A healthy, quick, light vegetarian or meat meal-in-a-bowl, this build-your-own Vegetable Wonton Soup is super versatile. And a perfect weeknight meal.
I love making this soup when when I’m feeling lazy and want to whip up dinner in 20 minutes or so. Virtually everything in this soup is optional or ‘to your taste’ except the broth. The soup can be vegetarian or meat based.
I like to pack it with vegetables and other goodies, typically broccoli, asparagus and green onion. I also add a few purchased items I usually have in my freezer like frozen wontons or dumplings, chopped loose spinach and various types of herb cubes if I don’t have the fresh versions on hand.

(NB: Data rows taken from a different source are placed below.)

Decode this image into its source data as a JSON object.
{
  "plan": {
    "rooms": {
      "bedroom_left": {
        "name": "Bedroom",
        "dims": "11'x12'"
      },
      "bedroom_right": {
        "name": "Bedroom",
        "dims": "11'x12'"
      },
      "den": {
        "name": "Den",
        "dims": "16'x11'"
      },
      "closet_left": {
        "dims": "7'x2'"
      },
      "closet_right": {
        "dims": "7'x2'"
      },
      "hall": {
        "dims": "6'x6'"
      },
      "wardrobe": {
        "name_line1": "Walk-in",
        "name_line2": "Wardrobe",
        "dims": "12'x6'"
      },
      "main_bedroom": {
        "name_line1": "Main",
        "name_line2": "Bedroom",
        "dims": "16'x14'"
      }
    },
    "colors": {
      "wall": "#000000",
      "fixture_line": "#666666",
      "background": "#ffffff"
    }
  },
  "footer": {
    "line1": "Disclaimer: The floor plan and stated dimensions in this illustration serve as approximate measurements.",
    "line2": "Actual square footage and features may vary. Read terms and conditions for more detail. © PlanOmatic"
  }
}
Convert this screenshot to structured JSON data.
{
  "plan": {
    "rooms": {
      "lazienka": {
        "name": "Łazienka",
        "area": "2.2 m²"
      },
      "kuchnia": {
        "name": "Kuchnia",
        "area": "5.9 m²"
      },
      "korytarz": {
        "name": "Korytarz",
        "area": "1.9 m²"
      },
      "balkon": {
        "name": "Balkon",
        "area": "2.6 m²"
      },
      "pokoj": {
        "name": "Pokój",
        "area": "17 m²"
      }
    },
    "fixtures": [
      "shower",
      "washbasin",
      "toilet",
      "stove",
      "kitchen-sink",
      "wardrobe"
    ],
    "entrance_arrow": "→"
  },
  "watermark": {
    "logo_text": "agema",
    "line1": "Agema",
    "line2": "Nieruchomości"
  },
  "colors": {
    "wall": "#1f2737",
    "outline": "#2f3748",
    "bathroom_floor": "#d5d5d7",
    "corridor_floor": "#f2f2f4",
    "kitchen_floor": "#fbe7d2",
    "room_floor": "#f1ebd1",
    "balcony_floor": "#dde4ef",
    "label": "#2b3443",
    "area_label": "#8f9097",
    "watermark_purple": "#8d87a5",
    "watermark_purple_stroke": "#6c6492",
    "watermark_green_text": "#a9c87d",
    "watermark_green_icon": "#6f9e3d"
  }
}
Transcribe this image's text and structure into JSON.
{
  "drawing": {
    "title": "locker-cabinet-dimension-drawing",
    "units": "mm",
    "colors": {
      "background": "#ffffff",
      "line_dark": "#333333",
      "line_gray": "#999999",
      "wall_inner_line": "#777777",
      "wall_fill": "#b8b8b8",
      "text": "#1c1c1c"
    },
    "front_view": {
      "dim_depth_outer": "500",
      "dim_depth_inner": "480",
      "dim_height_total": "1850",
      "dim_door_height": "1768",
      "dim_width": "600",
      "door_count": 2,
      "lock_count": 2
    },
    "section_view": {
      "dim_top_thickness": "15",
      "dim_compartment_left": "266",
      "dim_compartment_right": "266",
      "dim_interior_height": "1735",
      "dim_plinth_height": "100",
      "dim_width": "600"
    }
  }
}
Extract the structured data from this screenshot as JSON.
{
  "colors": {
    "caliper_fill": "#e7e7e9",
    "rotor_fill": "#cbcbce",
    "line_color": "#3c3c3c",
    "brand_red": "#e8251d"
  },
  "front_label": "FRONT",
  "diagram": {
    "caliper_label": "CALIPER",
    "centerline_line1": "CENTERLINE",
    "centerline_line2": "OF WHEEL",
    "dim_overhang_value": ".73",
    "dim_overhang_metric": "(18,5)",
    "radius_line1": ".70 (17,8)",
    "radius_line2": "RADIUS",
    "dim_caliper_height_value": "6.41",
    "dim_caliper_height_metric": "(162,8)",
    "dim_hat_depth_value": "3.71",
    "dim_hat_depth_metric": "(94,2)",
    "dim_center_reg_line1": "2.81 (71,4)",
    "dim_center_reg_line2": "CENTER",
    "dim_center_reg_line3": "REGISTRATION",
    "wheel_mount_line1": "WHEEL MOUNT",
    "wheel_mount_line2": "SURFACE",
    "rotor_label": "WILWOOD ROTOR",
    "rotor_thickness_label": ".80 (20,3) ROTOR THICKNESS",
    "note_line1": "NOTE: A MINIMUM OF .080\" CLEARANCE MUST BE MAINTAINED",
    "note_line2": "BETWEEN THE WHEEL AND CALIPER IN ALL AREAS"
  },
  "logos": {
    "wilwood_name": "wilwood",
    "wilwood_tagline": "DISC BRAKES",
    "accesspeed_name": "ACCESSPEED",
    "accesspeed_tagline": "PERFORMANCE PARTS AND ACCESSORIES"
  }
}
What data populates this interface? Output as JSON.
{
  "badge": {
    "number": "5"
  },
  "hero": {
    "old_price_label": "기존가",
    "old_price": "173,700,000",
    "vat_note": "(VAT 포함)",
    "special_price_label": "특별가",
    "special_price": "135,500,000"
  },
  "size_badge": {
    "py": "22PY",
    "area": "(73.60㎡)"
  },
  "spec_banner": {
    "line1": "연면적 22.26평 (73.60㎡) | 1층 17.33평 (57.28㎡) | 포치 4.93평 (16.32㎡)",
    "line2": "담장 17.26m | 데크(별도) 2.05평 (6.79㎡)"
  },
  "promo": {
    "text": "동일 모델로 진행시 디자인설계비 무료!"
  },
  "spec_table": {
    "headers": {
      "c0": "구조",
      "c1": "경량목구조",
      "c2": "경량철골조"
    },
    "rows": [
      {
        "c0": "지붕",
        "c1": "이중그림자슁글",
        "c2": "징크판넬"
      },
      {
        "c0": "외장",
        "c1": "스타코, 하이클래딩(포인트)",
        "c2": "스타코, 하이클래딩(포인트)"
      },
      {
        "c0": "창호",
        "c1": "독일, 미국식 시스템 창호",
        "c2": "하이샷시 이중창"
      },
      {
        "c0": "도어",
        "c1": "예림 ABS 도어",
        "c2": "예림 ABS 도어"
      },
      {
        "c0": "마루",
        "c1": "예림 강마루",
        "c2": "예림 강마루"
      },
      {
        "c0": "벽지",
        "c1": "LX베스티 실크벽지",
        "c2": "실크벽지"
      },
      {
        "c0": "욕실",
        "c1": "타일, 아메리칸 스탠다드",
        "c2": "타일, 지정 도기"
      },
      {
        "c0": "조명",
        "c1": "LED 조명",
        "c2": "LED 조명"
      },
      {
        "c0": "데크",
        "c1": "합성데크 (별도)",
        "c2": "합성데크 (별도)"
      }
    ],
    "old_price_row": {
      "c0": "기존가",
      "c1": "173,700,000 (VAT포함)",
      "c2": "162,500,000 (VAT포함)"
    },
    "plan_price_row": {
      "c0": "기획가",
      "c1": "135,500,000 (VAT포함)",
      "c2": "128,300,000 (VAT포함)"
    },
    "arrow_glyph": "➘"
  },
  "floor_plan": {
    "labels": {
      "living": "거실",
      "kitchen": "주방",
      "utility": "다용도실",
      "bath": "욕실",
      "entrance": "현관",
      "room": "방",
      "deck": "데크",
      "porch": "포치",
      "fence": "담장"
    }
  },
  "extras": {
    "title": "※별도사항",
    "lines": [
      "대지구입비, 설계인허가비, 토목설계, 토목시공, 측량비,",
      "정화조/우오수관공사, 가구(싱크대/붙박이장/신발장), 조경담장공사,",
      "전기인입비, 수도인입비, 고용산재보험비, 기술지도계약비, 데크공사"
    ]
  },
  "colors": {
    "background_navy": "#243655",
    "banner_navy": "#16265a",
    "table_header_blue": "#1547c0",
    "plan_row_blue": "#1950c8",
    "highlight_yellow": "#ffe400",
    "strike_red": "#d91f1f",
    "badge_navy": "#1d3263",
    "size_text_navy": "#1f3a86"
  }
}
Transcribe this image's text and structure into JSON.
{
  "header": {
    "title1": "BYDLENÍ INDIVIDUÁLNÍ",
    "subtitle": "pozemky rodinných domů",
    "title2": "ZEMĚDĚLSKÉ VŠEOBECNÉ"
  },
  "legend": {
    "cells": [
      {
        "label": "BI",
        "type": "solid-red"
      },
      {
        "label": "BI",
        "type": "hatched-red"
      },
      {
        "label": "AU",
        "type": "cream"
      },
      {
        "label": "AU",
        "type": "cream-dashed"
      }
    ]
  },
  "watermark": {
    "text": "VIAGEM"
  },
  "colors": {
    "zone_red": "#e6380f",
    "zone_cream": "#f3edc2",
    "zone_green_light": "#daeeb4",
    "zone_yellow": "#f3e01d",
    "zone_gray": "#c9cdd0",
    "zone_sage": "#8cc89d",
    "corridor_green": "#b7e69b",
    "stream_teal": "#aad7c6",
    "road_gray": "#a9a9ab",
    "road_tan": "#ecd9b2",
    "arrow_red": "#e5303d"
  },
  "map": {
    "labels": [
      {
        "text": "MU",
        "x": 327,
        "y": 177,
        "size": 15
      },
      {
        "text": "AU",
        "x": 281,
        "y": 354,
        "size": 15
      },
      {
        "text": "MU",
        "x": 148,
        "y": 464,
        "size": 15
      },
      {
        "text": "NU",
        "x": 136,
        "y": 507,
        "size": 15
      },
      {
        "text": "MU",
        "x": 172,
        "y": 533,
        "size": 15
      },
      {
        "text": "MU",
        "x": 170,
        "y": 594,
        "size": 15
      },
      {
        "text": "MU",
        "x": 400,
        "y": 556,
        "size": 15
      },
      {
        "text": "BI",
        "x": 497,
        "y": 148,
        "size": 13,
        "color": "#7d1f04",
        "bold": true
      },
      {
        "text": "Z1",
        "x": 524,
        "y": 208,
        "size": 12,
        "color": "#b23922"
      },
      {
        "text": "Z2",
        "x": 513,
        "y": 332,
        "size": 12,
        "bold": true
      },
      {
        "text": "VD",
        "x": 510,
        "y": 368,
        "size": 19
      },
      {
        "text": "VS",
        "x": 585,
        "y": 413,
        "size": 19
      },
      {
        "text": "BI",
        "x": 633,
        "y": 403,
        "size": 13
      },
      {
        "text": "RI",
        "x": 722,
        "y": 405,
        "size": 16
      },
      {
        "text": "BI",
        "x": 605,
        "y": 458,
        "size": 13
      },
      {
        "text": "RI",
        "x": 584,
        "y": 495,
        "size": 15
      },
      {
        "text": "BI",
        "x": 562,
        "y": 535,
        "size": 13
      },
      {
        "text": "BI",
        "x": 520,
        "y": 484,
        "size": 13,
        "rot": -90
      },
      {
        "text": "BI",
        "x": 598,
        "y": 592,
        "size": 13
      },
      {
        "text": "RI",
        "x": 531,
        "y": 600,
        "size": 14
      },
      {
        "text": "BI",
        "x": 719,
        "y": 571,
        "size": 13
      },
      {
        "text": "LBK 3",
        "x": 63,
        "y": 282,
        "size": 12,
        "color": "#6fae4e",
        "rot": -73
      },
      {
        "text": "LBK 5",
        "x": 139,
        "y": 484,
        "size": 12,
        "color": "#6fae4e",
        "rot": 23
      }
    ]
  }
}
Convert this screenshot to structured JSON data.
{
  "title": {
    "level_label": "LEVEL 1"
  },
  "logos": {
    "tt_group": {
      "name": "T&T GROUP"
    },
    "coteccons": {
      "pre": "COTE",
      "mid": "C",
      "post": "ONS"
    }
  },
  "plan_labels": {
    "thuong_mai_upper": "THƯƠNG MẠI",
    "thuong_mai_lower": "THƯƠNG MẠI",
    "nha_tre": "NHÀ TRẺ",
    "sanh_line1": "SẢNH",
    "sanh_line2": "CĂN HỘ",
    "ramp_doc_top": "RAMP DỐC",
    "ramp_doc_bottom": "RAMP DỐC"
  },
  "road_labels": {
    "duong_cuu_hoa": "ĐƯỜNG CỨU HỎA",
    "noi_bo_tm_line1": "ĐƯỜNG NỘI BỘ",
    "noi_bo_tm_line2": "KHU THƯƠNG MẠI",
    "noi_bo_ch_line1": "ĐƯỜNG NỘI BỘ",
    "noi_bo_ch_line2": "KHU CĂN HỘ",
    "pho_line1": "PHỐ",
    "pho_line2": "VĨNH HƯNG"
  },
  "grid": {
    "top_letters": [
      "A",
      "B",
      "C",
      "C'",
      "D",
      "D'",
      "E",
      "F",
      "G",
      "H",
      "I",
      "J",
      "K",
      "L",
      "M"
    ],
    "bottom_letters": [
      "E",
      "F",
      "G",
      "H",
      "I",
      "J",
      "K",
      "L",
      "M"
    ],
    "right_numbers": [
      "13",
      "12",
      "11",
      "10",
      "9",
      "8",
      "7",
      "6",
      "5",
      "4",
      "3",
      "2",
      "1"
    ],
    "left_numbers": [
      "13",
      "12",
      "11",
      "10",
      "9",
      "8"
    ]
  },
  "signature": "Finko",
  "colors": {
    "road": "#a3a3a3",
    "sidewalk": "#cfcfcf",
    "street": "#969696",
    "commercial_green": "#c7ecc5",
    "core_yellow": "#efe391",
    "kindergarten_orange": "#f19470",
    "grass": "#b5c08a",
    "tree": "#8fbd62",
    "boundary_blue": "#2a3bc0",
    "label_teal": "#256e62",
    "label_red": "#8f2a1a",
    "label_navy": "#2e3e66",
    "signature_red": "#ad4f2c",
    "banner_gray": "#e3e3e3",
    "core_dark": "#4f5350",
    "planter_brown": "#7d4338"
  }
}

Just select your favorite items, add some flavors and start creating your soup. Go big and serve the vegetable wonton soup with some take-out spring rolls, sushi, or our Vegetable Summer Rolls.
Tailor To Your Taste
- Wontons: Use any type of wontons or dumplings (shrimp, chicken, pork, vegetable) – frozen or homemade. These are widely available now in Asian or large mainstream grocery stores.
- Additions: Other great additions are left over chicken, shrimp, rice noodles, bok choy, carrots, snow peas, bean sprouts or whatever else you have or like.
- Flavorings: Some great flavor options are soy sauce, hot sauce, fresh cilantro, basil, sesame oil, lemon/lime
- Herbs: If you don’t have fresh herbs, the frozen herb cubes (basil, cilantro, red chilis, etc) are great in a pinch.
- I often use fresh baby spinach instead of loose chopped frozen spinach. For frozen spinach, add a couple of handfuls to the first step of the recipe (boiling wontons) for about 2 minutes before they are done. This saves an extra pot and step. Fresh spinach can be added directly to the broth.
Make it Vegetarian
- Use vegetable broth or mushroom broth, vegetable dumplings and omit chicken and shrimp.
- Add tofu cubes if desired.
Make Ahead Vegetable Wonton Soup
I prefer the wonton soup fresh for dinner but it’s also delicious as leftovers the next day. Store in a covered container in the fridge.
Vegetable Wonton Soup Recipe
- 24 wontons or dumplings (frozen package), found in Asian or larger mainstream grocery stores
- 8 cup broth/stock (chicken or vegetable)
- 1/2 lb medium raw, peeled, deveined shrimp (optional)
- 1 head of broccoli, cut up into smaller florets
- 4 cup other vegetables cut up as needed (e.g. asparagus , carrots (very thin discs or strips), chopped nappa (chinese lettuce), bok choy, snow peas, broccoli, cauliflower, snow peas, etc)
- 2 cup cooked chicken, cut into bite size pieces (optional)
- 3 cups fresh baby spinach (frozen is fine too)
- Seasonings/herbs to taste e.g. soy sauce, sesame oil, fresh basil or cilantro, lime juice, chili flakes
- Garnish: bean sprouts, 1-2 green onions, chopped
- BOIL WONTONS: In a large pot of boiling water, cook frozen wontons or dumplings as per package directions. Drain in a strainer and set aside.
- MAKE SOUP: Heat broth in the same pot to medium high until broth comes to boil. Add broccoli and other vegetables. Lower heat to Medium and cook for 3 minutes until tender. Add fresh baby spinach and shrimp if using and cook for 3 minutes until shrimp just become opaque.. Add chicken (if using), and cooked wontons.
- SEASON AND SERVE: Add additional herbs and seasonings to taste such as: splash of soy sauce, a 1/2 teaspoon of sesame oil; fresh chopped basil or cilantro, a squeeze of lime, a few drops of hot sauce or some chili pepper flakes. Add bean sprouts and chopped green onion. Serve immediately right from the pot.
This recipe has been updated from March 2016 with new pictures.